Kamis, 17 September 2009

MENJAGA FITRAH

MENJAGA FITRAH
Oleh: Joko Suharto

”Arahkanlah wawasanmu lurus-lurus kepada Agama Allah, selaras dengan Fitrah Allah yang telah menciptakan manusia serasi dengan fitrah kejiwaannya. Tidak ada sesuatu perubahan dalam ciptaan Allah tadi. Itulah Agama yang lurus, tetapi kebanyakan manusia tidak mengetahui”. (QS. Ar Ruum: 30).

Agama Allah yang diturunkan bagi manusia adalah agama yang bersifat selaras dengan fitrah kejiwaan manusia, itulah agama yang lurus, agama yang sesuai dengan pancaran cahaya yang ada dalam Nurani manusia, tidak ada pertentangannya terhadap fitrah kejiwaan manusia itu. Kita ketahui dan sadari bahwa pada hakekatnya setiap manusia memiliki fitrah atau pembawaan dasar dalam dirinya. Manusia sebagai mahluk yang paling sempurna telah dianugerahi oleh Allah untuk memiliki suatu fitrah kejiwaan atau fitrah ”kemuliaan manusia” di dalam Nurani, yaitu suatu fitrah yang suci, yang akan mengangkat derajat diri manusia yang bersangkutan.

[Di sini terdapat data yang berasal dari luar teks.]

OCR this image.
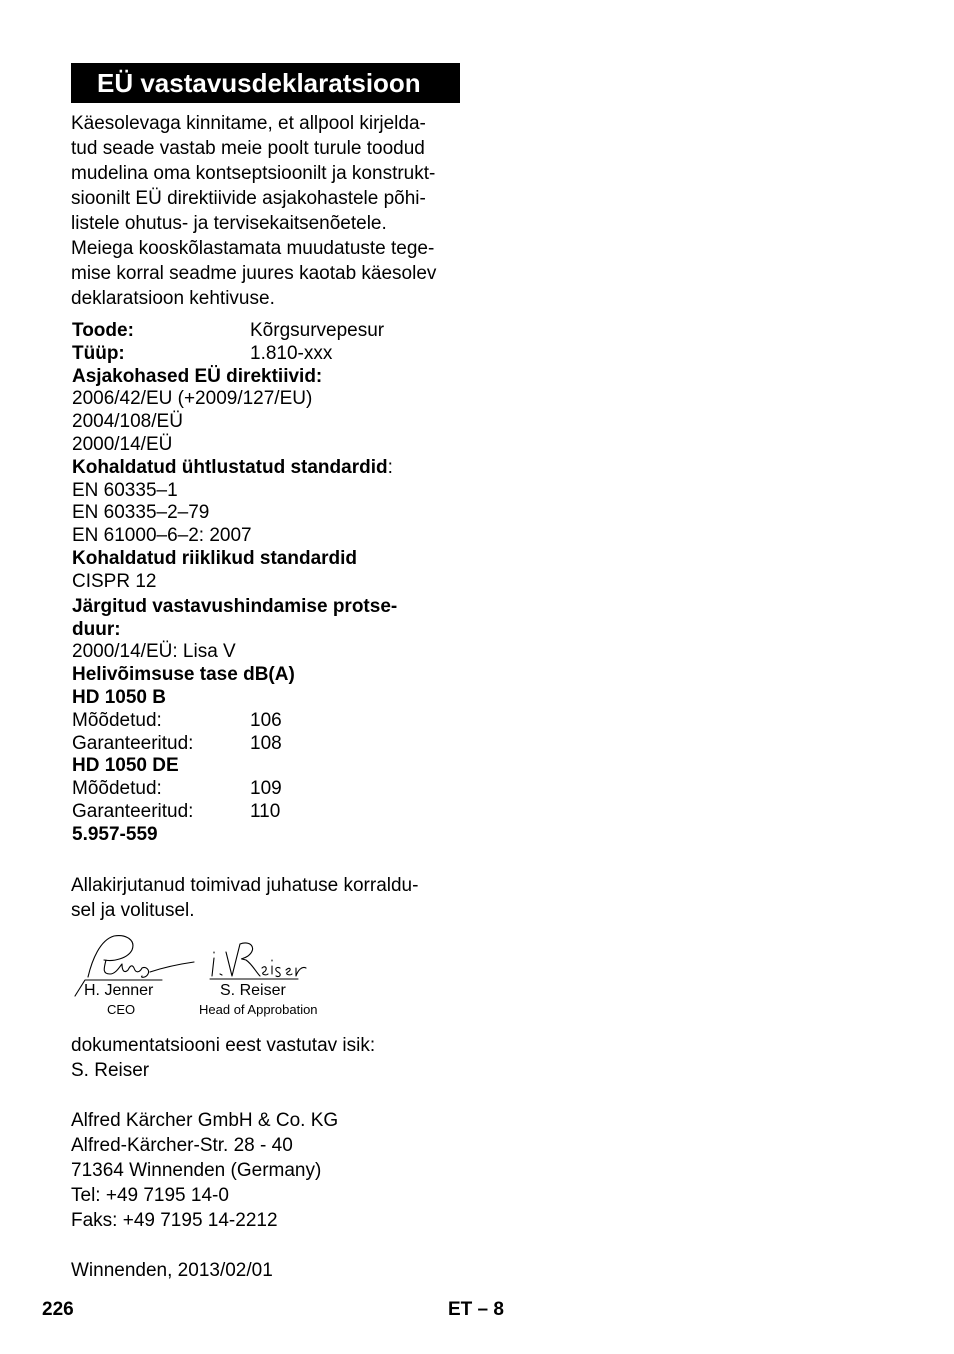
EÜ vastavusdeklaratsioon
Käesolevaga kinnitame, et allpool kirjelda-
tud seade vastab meie poolt turule toodud
mudelina oma kontseptsioonilt ja konstrukt-
sioonilt EÜ direktiivide asjakohastele põhi-
listele ohutus- ja tervisekaitsenõetele.
Meiega kooskõlastamata muudatuste tege-
mise korral seadme juures kaotab käesolev
deklaratsioon kehtivuse.
Toode:	Kõrgsurvepesur
Tüüp:	1.810-xxx
Asjakohased EÜ direktiivid:
2006/42/EU (+2009/127/EU)
2004/108/EÜ
2000/14/EÜ
Kohaldatud ühtlustatud standardid:
EN 60335–1
EN 60335–2–79
EN 61000–6–2: 2007
Kohaldatud riiklikud standardid
CISPR 12
Järgitud vastavushindamise protse-
duur:
2000/14/EÜ: Lisa V
Helivõimsuse tase dB(A)
HD 1050 B
Mõõdetud:	106
Garanteeritud:	108
HD 1050 DE
Mõõdetud:	109
Garanteeritud:	110
5.957-559
Allakirjutanud toimivad juhatuse korraldu-
sel ja volitusel.
H. Jenner
CEO
S. Reiser
Head of Approbation
dokumentatsiooni eest vastutav isik:
S. Reiser
Alfred Kärcher GmbH & Co. KG
Alfred-Kärcher-Str. 28 - 40
71364 Winnenden (Germany)
Tel: +49 7195 14-0
Faks: +49 7195 14-2212
Winnenden, 2013/02/01
226	ET – 8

Dengan adanya “Fitrah Kemuliaan” pada manusia maka manusia akan memiliki kehalusan dan kepekaan perasaan, kelembutan hati dan ketajaman akal pikiran, serta keluasan pandangan. Inilah salah satu Anugerah dari Allah yang paling berharga bagi manusia sebagai bekal untuk menjalani kehidupan di dunia agar memperoleh keselamatan dan kebahagiaan. Dengan adanya fitrah ini maka seorang manusia akan dapat menjadi “Manusia Yang Manusiawi”, yang memiliki derajat lebih tinggi dari mahluk-mahluk lainnya.

“Lalu disempurnakan-Nya kejadiannya,ditiupkan-Nya Ruh-Nya ke tubuhnya, dan diperlengkapi-Nya kamu dengan pendengaran, penglihatan, dan akal pikiran, namun sedikit sekali kamu yang bersyukur”. (QS.As Sajdah: 9).

Riwayat dalam Hadist, ”Takutlah firasat (pandang tembus) orang mukmin karena ia memandang dengan Cahaya Allah”. (HR. At Tarmizi).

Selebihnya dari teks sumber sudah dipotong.